For the record, I'm neither against LLMs, nor AI. What I'm primarily against is, how LLMs are trained and use the internet via their agents, without giving any citations, and stripping this information left and right and cry "fair use!" in the process.
Also, Go and Python are a nice languages (which I use), but there are other nice ways to build agents which also allows them to migrate, communicate and work in other cooperative or competitive ways.
So, AI is nice, LLMs are cool, but hyping something to earn money, deskill people, and pointing to something which is ethically questionable and technically inferior as the only silver bullet is not.
IOW; We should handle this thing way more carefully and stop ripping people's work in the name of "fair use" without consent. This is nuts.
Disclosure: I'm a HPC sysadmin sitting on top of a datacenter which runs some AI workloads, too.
(1) LLMs as models - just the weights and an inference engine. These are just tools like hammers. There is a wide variety of models, starting from transparent and useless IBM Granite models, to open-weights Llama/Qwen to proprietary.
(2) AI products that are built on top of LLMs (agents, RAG, search, reasoning etc). This is how people decide to use LLMs.

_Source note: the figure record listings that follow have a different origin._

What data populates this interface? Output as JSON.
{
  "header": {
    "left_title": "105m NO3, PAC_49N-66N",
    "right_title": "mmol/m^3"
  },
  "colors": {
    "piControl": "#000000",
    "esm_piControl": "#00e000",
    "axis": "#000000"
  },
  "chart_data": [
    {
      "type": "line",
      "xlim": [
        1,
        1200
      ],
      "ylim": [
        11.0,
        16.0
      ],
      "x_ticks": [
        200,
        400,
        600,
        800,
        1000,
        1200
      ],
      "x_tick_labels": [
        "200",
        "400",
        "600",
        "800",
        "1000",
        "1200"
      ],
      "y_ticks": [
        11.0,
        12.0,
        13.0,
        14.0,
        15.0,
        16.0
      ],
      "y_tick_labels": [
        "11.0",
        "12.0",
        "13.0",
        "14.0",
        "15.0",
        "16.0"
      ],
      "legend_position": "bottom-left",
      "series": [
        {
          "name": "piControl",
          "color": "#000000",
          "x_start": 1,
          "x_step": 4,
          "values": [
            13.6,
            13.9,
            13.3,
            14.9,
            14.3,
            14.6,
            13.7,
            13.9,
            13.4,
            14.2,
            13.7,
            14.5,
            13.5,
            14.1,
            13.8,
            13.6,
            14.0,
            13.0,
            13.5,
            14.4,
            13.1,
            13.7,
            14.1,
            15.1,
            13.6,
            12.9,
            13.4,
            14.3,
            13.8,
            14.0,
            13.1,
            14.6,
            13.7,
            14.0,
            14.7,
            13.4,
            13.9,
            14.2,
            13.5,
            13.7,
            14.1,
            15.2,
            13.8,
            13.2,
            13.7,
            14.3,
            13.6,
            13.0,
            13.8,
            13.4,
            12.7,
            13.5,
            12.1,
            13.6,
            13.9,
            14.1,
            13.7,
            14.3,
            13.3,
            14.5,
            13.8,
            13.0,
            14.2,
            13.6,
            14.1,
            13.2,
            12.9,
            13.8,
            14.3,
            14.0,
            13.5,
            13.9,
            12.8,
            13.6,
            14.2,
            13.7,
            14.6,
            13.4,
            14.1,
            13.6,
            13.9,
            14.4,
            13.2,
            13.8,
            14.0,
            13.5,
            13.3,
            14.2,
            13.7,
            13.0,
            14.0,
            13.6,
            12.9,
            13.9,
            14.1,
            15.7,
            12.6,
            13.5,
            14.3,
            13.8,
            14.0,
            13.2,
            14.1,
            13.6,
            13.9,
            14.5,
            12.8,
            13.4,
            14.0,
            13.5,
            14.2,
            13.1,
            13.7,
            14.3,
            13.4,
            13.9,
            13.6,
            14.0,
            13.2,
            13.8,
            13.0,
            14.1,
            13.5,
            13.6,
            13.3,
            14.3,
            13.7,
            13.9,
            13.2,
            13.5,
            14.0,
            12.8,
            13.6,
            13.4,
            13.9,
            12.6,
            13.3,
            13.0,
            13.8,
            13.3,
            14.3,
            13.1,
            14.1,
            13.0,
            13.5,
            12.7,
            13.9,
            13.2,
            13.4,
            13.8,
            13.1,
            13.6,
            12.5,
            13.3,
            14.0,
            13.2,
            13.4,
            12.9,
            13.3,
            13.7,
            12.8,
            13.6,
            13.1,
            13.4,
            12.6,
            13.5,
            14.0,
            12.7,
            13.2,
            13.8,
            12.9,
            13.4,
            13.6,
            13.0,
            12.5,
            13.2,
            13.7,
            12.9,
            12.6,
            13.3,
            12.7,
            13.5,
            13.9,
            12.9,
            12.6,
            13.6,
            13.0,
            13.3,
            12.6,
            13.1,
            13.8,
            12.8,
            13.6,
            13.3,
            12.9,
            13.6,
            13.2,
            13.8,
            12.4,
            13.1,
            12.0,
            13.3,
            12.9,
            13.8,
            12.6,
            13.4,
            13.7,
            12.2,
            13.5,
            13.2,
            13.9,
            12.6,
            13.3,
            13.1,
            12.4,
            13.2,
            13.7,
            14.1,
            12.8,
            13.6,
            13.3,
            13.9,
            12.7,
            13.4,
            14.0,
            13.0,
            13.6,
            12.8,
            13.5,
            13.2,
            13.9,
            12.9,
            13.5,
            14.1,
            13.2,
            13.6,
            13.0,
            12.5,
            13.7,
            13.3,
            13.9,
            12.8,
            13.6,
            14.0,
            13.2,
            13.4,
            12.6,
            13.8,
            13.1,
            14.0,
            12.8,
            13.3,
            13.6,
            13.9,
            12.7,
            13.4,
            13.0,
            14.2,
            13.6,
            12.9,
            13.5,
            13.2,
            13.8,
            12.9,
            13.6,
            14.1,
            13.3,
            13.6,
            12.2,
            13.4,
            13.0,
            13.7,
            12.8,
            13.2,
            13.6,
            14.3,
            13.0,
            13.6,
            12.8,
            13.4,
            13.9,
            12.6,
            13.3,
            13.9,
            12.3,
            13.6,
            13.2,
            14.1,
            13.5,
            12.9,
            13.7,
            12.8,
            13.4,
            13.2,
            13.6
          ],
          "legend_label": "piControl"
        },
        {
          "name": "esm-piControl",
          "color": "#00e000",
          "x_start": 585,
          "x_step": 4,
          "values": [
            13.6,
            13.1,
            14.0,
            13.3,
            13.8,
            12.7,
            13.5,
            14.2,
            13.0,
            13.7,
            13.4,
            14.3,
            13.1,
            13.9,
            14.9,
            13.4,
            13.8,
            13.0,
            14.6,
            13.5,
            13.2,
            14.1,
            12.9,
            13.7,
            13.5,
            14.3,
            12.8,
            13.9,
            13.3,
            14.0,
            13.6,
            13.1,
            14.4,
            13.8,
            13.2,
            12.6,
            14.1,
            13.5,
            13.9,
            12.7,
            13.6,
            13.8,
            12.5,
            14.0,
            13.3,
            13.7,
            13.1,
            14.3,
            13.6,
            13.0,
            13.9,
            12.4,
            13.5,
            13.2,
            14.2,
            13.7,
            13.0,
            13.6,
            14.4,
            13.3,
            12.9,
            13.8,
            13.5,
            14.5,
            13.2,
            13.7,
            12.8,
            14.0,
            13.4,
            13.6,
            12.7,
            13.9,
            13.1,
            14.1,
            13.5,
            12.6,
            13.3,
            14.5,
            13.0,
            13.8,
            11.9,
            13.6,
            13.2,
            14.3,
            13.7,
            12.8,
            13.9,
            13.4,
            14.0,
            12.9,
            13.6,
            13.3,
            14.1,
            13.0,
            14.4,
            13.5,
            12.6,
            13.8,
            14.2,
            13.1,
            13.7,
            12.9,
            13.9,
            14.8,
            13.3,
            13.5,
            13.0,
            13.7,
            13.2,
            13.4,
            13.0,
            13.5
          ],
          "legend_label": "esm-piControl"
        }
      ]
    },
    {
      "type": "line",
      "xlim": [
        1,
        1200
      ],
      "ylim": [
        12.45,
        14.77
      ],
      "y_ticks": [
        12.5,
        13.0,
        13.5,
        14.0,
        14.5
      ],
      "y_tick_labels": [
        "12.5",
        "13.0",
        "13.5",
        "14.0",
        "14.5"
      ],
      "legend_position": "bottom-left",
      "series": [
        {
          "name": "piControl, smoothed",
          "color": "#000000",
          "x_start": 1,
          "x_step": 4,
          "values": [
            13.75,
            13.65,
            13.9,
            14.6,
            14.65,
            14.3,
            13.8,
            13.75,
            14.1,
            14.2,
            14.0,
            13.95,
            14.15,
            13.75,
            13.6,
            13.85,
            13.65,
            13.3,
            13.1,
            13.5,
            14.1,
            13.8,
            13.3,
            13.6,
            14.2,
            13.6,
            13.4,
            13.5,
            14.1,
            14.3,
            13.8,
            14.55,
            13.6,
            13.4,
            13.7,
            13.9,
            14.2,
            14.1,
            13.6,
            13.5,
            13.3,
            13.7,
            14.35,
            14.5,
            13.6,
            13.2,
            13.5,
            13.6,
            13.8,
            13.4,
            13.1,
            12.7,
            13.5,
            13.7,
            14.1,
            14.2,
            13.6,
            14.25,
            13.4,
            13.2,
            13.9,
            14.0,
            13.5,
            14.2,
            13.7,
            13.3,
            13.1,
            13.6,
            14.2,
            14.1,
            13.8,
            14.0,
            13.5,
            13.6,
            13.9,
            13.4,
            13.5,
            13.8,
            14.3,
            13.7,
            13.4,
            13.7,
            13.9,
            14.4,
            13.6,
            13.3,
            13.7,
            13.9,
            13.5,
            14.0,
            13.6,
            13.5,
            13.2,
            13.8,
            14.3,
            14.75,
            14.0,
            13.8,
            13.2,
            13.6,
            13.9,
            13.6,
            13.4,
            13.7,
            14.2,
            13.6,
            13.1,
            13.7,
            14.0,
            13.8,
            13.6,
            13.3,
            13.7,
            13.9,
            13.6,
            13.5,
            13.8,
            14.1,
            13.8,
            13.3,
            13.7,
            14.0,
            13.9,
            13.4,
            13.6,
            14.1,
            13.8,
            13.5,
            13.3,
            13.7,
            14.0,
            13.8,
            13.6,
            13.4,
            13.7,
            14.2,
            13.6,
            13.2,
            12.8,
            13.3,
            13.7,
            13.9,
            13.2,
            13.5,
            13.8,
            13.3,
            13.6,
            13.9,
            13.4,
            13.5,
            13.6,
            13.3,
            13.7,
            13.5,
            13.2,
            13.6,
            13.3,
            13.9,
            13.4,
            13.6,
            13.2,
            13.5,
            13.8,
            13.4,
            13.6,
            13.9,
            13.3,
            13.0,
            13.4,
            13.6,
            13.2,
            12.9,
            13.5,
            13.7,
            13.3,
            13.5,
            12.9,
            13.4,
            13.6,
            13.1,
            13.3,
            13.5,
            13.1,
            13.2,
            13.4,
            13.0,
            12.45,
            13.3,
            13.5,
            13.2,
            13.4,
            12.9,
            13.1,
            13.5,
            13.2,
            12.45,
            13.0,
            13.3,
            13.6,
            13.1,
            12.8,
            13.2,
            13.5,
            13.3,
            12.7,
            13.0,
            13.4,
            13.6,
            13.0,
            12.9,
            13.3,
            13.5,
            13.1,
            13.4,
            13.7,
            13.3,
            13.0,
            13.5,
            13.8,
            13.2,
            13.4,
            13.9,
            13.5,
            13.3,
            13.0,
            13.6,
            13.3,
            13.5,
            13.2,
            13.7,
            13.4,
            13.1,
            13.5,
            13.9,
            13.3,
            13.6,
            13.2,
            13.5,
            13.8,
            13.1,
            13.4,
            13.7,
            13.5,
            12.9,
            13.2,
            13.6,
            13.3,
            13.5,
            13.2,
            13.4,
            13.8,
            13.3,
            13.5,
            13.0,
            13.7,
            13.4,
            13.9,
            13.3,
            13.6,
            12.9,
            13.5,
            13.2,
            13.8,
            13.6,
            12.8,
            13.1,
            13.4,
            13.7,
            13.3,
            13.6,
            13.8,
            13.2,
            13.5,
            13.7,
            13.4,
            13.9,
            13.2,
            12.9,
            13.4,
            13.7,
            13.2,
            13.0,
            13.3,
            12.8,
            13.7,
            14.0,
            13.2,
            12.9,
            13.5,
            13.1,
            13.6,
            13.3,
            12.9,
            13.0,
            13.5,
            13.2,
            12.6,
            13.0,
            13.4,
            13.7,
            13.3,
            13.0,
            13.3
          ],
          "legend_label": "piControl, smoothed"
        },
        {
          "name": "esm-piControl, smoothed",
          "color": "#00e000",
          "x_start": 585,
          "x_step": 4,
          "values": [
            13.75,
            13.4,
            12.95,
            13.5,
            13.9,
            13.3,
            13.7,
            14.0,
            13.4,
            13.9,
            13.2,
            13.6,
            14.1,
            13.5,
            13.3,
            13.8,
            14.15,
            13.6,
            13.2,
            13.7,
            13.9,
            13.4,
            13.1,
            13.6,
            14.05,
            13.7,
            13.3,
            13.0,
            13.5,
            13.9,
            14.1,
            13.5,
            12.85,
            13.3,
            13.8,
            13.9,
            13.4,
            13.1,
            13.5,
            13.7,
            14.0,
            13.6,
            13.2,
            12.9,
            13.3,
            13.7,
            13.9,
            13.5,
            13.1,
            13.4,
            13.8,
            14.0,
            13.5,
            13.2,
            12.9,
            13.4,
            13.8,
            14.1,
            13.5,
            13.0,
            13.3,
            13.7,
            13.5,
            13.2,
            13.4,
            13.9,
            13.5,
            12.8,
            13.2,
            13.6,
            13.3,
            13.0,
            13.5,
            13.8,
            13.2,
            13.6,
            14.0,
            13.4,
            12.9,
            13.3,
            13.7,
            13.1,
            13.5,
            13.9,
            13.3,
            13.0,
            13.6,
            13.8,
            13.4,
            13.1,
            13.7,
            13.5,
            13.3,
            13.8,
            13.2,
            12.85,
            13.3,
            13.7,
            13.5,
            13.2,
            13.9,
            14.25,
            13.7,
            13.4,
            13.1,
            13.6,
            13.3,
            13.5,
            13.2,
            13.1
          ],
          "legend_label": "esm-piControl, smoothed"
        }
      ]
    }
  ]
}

How these products display results - with or without citations, with or without attribution - is determined by the product design.
It takes more effort to design a system that properly attributes all bits of information to the sources, but it is doable. As long as product teams are willing to invest that effort.
This is why there has to be "write me a detailed implementation plan" step in between. Which files is it going to change, how, what are the gotchas, which tests will be affected or added etc.
It is easier to review one document and point out missing bits, than chase the loose ends.
Once the plan is done and good, it is usually a smooth path to the PR.